TRB140 source routing over openvpn infterface

jaroslav.safranek · May 22, 2024, 9:50am

Hi,

We tried replace mikrotik devices with TRB140, but we have trouble with source routing over openvpn.
So idea is that default gw is over LTE (rmnet0) and all from LAN interface (eth0) is routed over openvpn TUN interface to our central VPN concentrator to internet. On Mikrotik devices we are using source routing, so we have new TABLE and rules say that when traffic is go from LAN it use gw from openvpn.

On TRB140 I tried make same way, and in WEBUI I can add TABLE and RULE without error, but in CLI when I print routes over “ip route list” I can’t see it.
When I tried add it manually over CLI, I had error.
When I tried it with TUN interface in CLI so it works, it seems, that primary trouble is that WEBUI can’t works with TUN interface in routing setting.

So we can use custom script, but I need know how I can add table and rule from CLI.

Can anybody help us?
Best regards Jaroslav

Marijus · May 22, 2024, 11:18am

Hello,

When you look for IP routes using ip route list, it works a bit differently because routing operates based on “rules” and “tables.” This means that rules are checked for certain types of traffic, and only then is the routing table applied.

To check IP rules, you should type:

ip rule list

As you can see below, I have added one rule myself. Otherwise, there would only be three rules by default.

2024-05-22-14-11-49-192.168.1.1

You can view the created tables in /etc/config/network under the config route section.

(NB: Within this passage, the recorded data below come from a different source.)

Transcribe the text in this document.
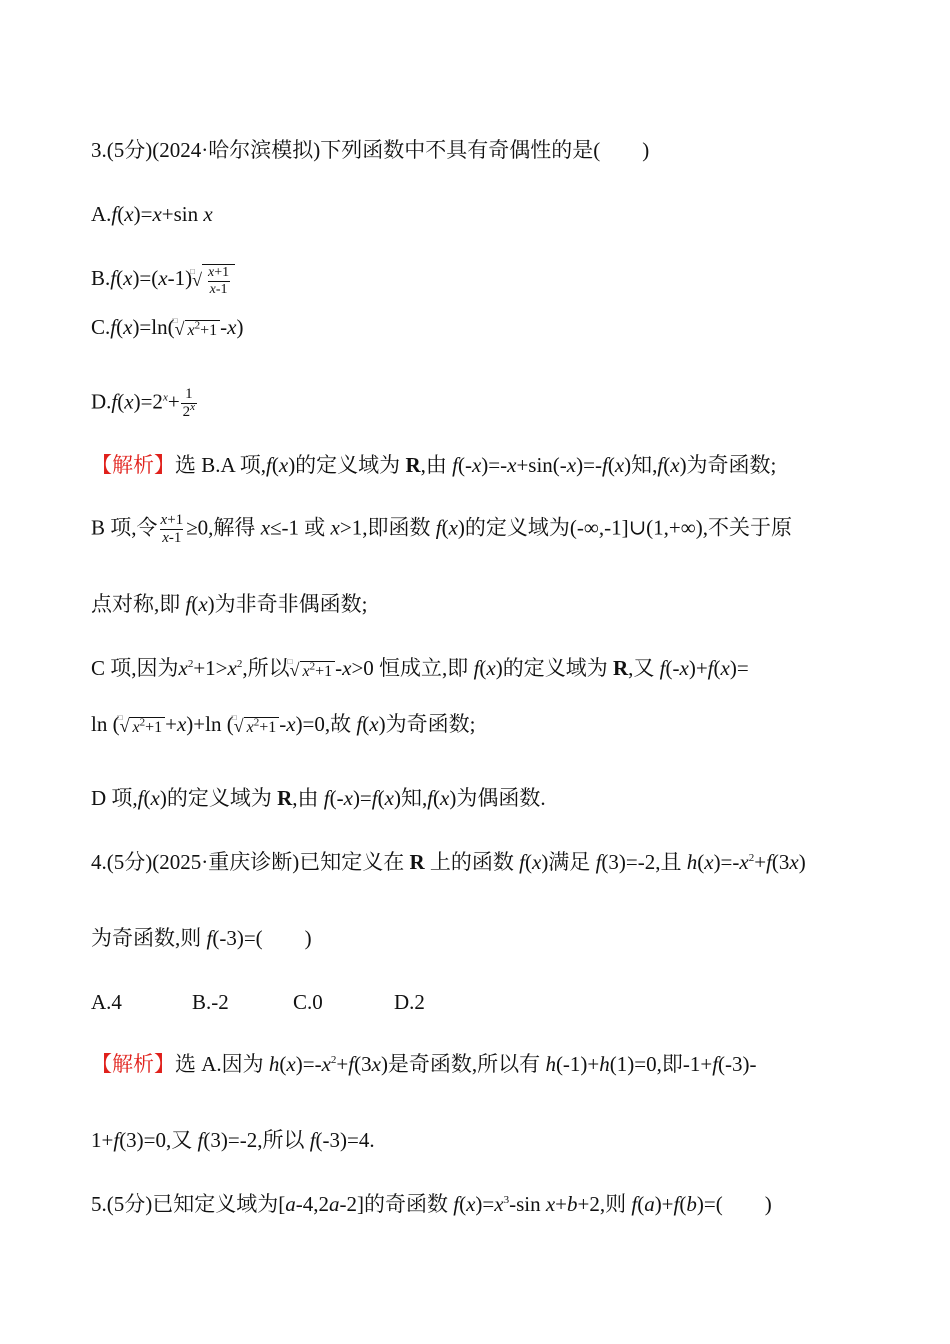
3.(5分)(2024·哈尔滨模拟)下列函数中不具有奇偶性的是( )
A.f(x)=x+sin x
B.f(x)=(x-1) □ √ $\frac{x+1}{x-1}$
C.f(x)=ln( □ √ $x^2+1$ -x)
$D.f(x)=2^x+ \frac{1}{2^x}$
【解析】选 B.A 项,f(x)的定义域为 R,由 f(-x)=-x+sin(-x)=-f(x)知,f(x)为奇函数;
B 项,令 $\frac{x+1}{x-1} \ge 0$,解得 x≤-1 或 x>1,即函数 f(x)的定义域为(-∞,-1]∪(1,+∞),不关于原
点对称,即 f(x)为非奇非偶函数;
C 项,因为$x^2+1>x^2$,所以 □ √ $x^2+1$ -x>0 恒成立,即 f(x)的定义域为 R,又 f(-x)+f(x)=
ln ( □ √ $x^2+1 +x)+\ln$ ( □ √ $x^2+1$ -x)=0,故 f(x)为奇函数;
D 项,f(x)的定义域为 R,由 f(-x)=f(x)知,f(x)为偶函数.
4.(5分)(2025·重庆诊断)已知定义在 R 上的函数 f(x)满足 f(3)=-2,且 $h(x)=-x^2+f(3x)$
为奇函数,则 f(-3)=( )
A.4	B.-2	C.0	D.2
【解析】选 A.因为 $h(x)=-x^2+f(3x)$是奇函数,所以有 h(-1)+h(1)=0,即-1+f(-3)-
1+f(3)=0,又 f(3)=-2,所以 f(-3)=4.
5.(5分)已知定义域为[a-4,2a-2]的奇函数 $f(x)=x^3-\sin$ x+b+2,则 f(a)+f(b)=( )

2024-05-22-14-16-20-192.168.1.1

Best regards,

jaroslav.safranek · May 22, 2024, 1:54pm

Hi,

Now I have in “/etc/config/network”:
config table ‘1’
option id ‘100’
option name ‘test’

config rule ‘2’
option action_group ‘lookup’
option tos ‘0’
option in ‘lan’
option priority ‘1’
option invert ‘0’
option lookup ‘100’
option src ‘172.30.171.0/24’

config route ‘3’
option table ‘100’
option netmask ‘0.0.0.0’
option gateway ‘172.33.1.1’
option target ‘0.0.0.0’
option interface ‘lan’ —> I think here must be openvpn interface, no LAN

ip rule list
0: from all lookup local
1: from 172.30.171.0/24 iif eth0 lookup 100
32766: from all lookup main
32767: from all lookup default

ip route list
default dev rmnet0 proto static scope link src 100.122.213.110 metric 1
100.122.213.110 dev rmnet0 proto static scope link metric 1
172.30.171.0/24 dev eth0 proto kernel scope link src 172.30.171.1
172.33.1.0/24 dev tun_c_XXX proto kernel scope link src 172.33.1.45

Is any way how change “option interface ‘lan’” to option interface ‘tun_c_XXX’?
Or how I can do it?

Marijus · May 23, 2024, 5:29am

Hello,

This file is editable, so you can make changes directly in it. However, I recommend using Policy-Based Routing, as it is easier to configure and offers better traceability.

Best regards,

jaroslav.safranek · May 23, 2024, 6:32am

Hi,

What you mean " I recommend using Policy-Based Routing"?

Jaroslav

jaroslav.safranek · May 23, 2024, 9:24am

So solution is.

Create new interface in LAN called for example VPN, with static IP.

image1503×762 33.2 KB
Map this interface over Physical Setting to “tun_c_XXX” interface

image1503×762 23.6 KB
Create table (for example 100) over Policy routing with new static route to VPN interface and GW

image1503×762 37.1 KB
Make rule for source routing for lookup table 100

image1503×762 35.3 KB

It’s all

Regards Jaroslav

system · May 25, 2024, 1:24am

This topic was automatically closed 40 hours after the last reply. New replies are no longer allowed.